There were 30 646 structure names and 29 631 structures names evaluated for phases 1 and 2, respectively. For a baseline comparison, the 6 months prior to phase 1 implementation were retrospectively analyzed for compliance. During this period of no specific TG‐263 guidance, the mean error percentage, calculated as the number of noncompliant structures divided by the total number of structures, was 31.8% ± 17.4%. Starting with policies and structure templates in phase 1, the mean dropped to 8.1% ± 12.2% over the 18‐month period monitored. Finally, with the introduction of automation checks in phase 2, in conjunction with policies and structure templates, the rate dropped to 2.2% ± 6.9%.

The median values with quartile ranges observed by month are shown in Fig. 1. Upon the initialization of each phase, compliance tended to improve gradually. In the last 3 months observed, the median compliance rate dropped to 0.00% with a mean rate of 0.67% ± 2.76%.

Figure 1

Median percent errors per month with interquartile range over the three time periods: no policies or TG:263 compliant templates (left), PHASE 1: policy and TG:263 compliant structure templates (middle), and PHASE 2: automated checking with scripting API (right).

Open source distribution

The authors merged the libraries with the open source C# Eclipse Scripting API Extension library (ESAPIX) on GitHub.com. The implementation was consolidated to a single method call for ease of use.
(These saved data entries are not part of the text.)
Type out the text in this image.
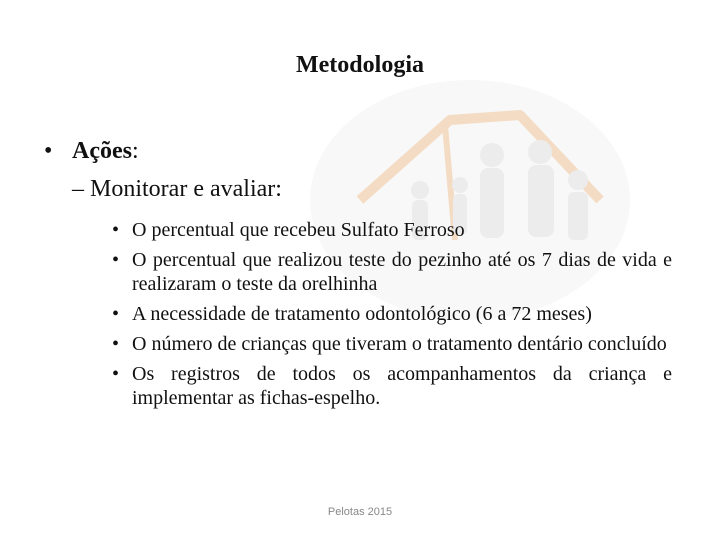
Metodologia
• Ações:
– Monitorar e avaliar:
• O percentual que recebeu Sulfato Ferroso
• O percentual que realizou teste do pezinho até os 7 dias de vida e realizaram o teste da orelhinha
• A necessidade de tratamento odontológico (6 a 72 meses)
• O número de crianças que tiveram o tratamento dentário concluído
• Os registros de todos os acompanhamentos da criança e implementar as fichas-espelho.
Pelotas 2015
The method GetNameCompliance() can be called from the class TG263Dictionary in just one line of code.

DISCUSSION

To our knowledge, there are no reports of automated tools to prospectively increase compliance with TG‐263 nomenclature standards. Schuler et. al reported on a tool, Stature, to retrospectively relabel structures in existing radiotherapy plans.3 This tool was also implemented in the TPS and required physician review of structure names to ensure correct mapping. Identification of structures is of great importance for outcomes related research, both retrospectively and moving forward. While TG‐263 has laid a solid framework for clinics, we have shown that it is not a trivial task to implement effectively. Beyond structure templates, the authors believe that automation systems should be put in place to verify compliance. To help aid clinics in getting started, we have developed an open source solution to this problem. Even though this particular implementation is designed to work with the Eclipse Scripting API, the open source distribution and multi‐platform C# language makes it ideal for inspection and modification to suite the user's needs.

We found that compliance with recommended naming standards can be very challenging, both technically and practically. To many staff members, the exact name of structures can seem trivial and unimportant to patient care. To mitigate this perception, the physicists had to continue to discuss the benefits of naming conventions both for single patients (DVH/plan quality analysis) and groups of patients (outcomes research).

CONCLUSION

We have demonstrated tools which have improved TG‐263 compliance in our center. Additionally, we have released the software toolkit open source on GitHub for other institutions to implement. It is hoped that these tools can be used for both future compliance and retrospective analysis of noncompliant structures. Future work includes identifying structures using information beyond the structure labels to increase automation capabilities and even higher compliance.

CONFLICT OF INTEREST

The author serves as a contractor for Varian Medical Systems.